Genealogy: File formats and preservation

Genealogy: File formats and preservationFile formats are the KEY to preservation. One of the goals of digital preservation is to prevent a loss of access to files due to file format obsolescence.

If you are using a file format migration strategy for preservation, then you will be refreshing the digital files over time to keep the content stored in formats that are readable by the current technology.

If you are practicing a software emulation strategy for preservation, then you are maintaining software that will be able to read the old file formats.

When you create a digital object, the type of file that it is will be declared by its extension (.jpg, .pdf, etc.). The type of file you are dealing with has big implications for how preservation practices can be applied to it now and in the future. This is because being able to access the contents of a digital object depends on the ability to store, read, and edit the digital files.

When a software program creates a file, the program can re-open the file to view it, edit it, etc. This is because the program knows the file format’s specifications and was designed to be able to work with it. As software programs get upgraded or disappear, the ability to read the files that it created becomes riskier.

Software upgrades happen all the time, and it is usually possible to open a file created with the previous version of a program. And it certainly won’t be possible if the software stops getting upgraded and will eventually not be capable of running on new machines.
The following factors should be considered in assessing a file format’s long-term stability:

  • Wide adoption
  • History of backward compatibility
  • Good metadata support (in open format such as XML)
  • Good range of functionality, but not overly complex
  • Available interchange format with usable target
  • Built-in error checking
  • Reasonable upgrade cycle

Open and Proprietary
File formats can be clumped in two categories:

  • Open
  • Proprietary

When a file format is proprietary, the format’s specifications are not available because they are usually guarded as property of the company that created the program that creates the files.  Proprietary and closed specifications represent some of the most enduring and successful software in use.

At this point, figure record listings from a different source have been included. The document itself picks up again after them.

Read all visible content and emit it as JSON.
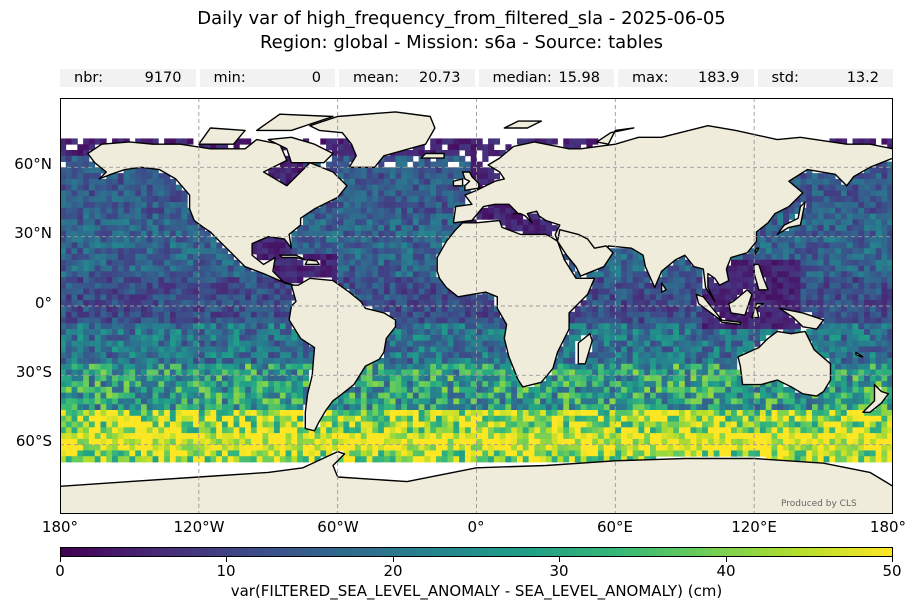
{
  "title_line1": "Daily var of high_frequency_from_filtered_sla - 2025-06-05",
  "title_line2": "Region: global - Mission: s6a - Source: tables",
  "stats": [
    {
      "label": "nbr:",
      "value": "9170"
    },
    {
      "label": "min:",
      "value": "0"
    },
    {
      "label": "mean:",
      "value": "20.73"
    },
    {
      "label": "median:",
      "value": "15.98"
    },
    {
      "label": "max:",
      "value": "183.9"
    },
    {
      "label": "std:",
      "value": "13.2"
    }
  ],
  "credit": "Produced by CLS",
  "lat_labels": [
    "60°N",
    "30°N",
    "0°",
    "30°S",
    "60°S"
  ],
  "lon_labels": [
    "180°",
    "120°W",
    "60°W",
    "0°",
    "60°E",
    "120°E",
    "180°"
  ],
  "colorbar": {
    "ticks": [
      "0",
      "10",
      "20",
      "30",
      "40",
      "50"
    ],
    "label": "var(FILTERED_SEA_LEVEL_ANOMALY - SEA_LEVEL_ANOMALY) (cm)",
    "colormap": "viridis",
    "range": [
      0,
      50
    ]
  },
  "map": {
    "projection": "PlateCarree",
    "extent_lon": [
      -180,
      180
    ],
    "extent_lat": [
      -90,
      90
    ],
    "gridlines": true,
    "land_color": "#efecdc",
    "no_data_color": "#ffffff"
  }
}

However, these also tend to evolve quickly and exist in many different versions for different platforms, with only limited backward compatibility provided. Some open proprietary formats are .psd, .ppt, and .doc.

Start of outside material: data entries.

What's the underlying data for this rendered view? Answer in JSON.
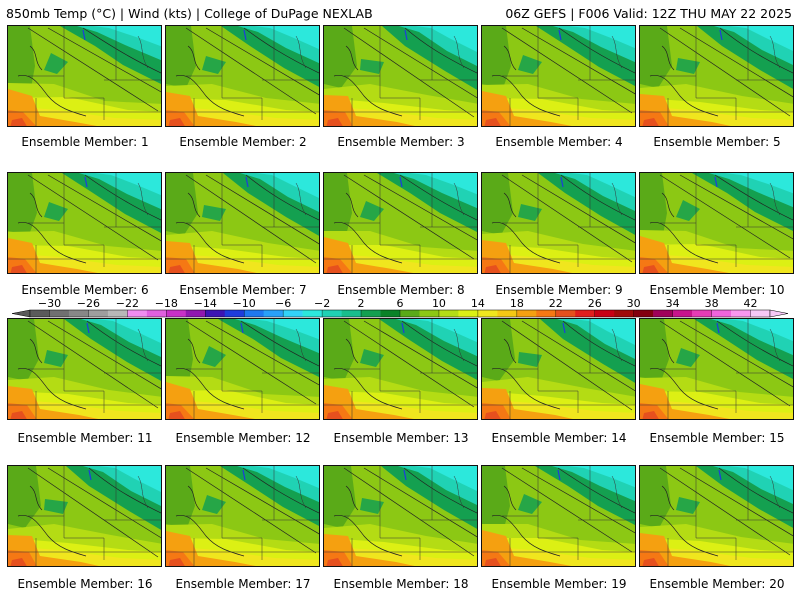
{
  "header": {
    "left": "850mb Temp (°C) | Wind (kts) | College of DuPage NEXLAB",
    "right": "06Z GEFS | F006 Valid: 12Z THU MAY 22 2025"
  },
  "panels": [
    {
      "label": "Ensemble Member: 1"
    },
    {
      "label": "Ensemble Member: 2"
    },
    {
      "label": "Ensemble Member: 3"
    },
    {
      "label": "Ensemble Member: 4"
    },
    {
      "label": "Ensemble Member: 5"
    },
    {
      "label": "Ensemble Member: 6"
    },
    {
      "label": "Ensemble Member: 7"
    },
    {
      "label": "Ensemble Member: 8"
    },
    {
      "label": "Ensemble Member: 9"
    },
    {
      "label": "Ensemble Member: 10"
    },
    {
      "label": "Ensemble Member: 11"
    },
    {
      "label": "Ensemble Member: 12"
    },
    {
      "label": "Ensemble Member: 13"
    },
    {
      "label": "Ensemble Member: 14"
    },
    {
      "label": "Ensemble Member: 15"
    },
    {
      "label": "Ensemble Member: 16"
    },
    {
      "label": "Ensemble Member: 17"
    },
    {
      "label": "Ensemble Member: 18"
    },
    {
      "label": "Ensemble Member: 19"
    },
    {
      "label": "Ensemble Member: 20"
    }
  ],
  "colorbar": {
    "ticks": [
      "-30",
      "-26",
      "-22",
      "-18",
      "-14",
      "-10",
      "-6",
      "-2",
      "2",
      "6",
      "10",
      "14",
      "18",
      "22",
      "26",
      "30",
      "34",
      "38",
      "42"
    ],
    "colors": [
      "#5a5a5a",
      "#707070",
      "#878787",
      "#9e9e9e",
      "#b8b8b8",
      "#f08cf0",
      "#e060e0",
      "#c830c8",
      "#9018b0",
      "#3c14b4",
      "#1e3cdc",
      "#1e78f0",
      "#28a0f8",
      "#32d2f8",
      "#2ce8dc",
      "#20d2b4",
      "#18be8c",
      "#14a050",
      "#0a8228",
      "#5aaa18",
      "#8cc814",
      "#b4dc14",
      "#dcf014",
      "#f0e61e",
      "#f5c814",
      "#f5a010",
      "#f57814",
      "#e6501e",
      "#e11e1e",
      "#c80014",
      "#a00a0a",
      "#82000f",
      "#a0005a",
      "#c8148c",
      "#e63cb4",
      "#f064dc",
      "#fa96f0",
      "#f5c8f5"
    ]
  },
  "map_colors": {
    "light_green": "#8cc814",
    "mid_green": "#5aaa18",
    "dark_green": "#14a050",
    "teal": "#20d2b4",
    "cyan": "#2ce8dc",
    "yellow_green": "#b4dc14",
    "yellow": "#dcf014",
    "gold": "#f0e61e",
    "orange": "#f5a010",
    "dark_orange": "#f57814",
    "red_orange": "#e6501e"
  }
}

Open file formats are those in which the file format specifications are publicly available. When this information is available, programs other than the one that created the file can be made to interpret the file’s format (or migrate an old file into a newer format), and we are not dependent on the original program. This implies a more guaranteed longevity for the file in its original format. Some open file formats are .pdf, .jpg, and .tif.

Open and Popular
With digital preservation, the rule of thumb is to move your content into file formats that are:

  • Open
  • Popular

When a file format is open, we can get inside its structure and know what’s going on, even if the software that a file was originally created on no longer functions.

The thinking behind going with a popular file format over one that is used less frequently, is that a way to “get inside” the format will be inevitable since so many people will have invested their content into that format someone will find a way in.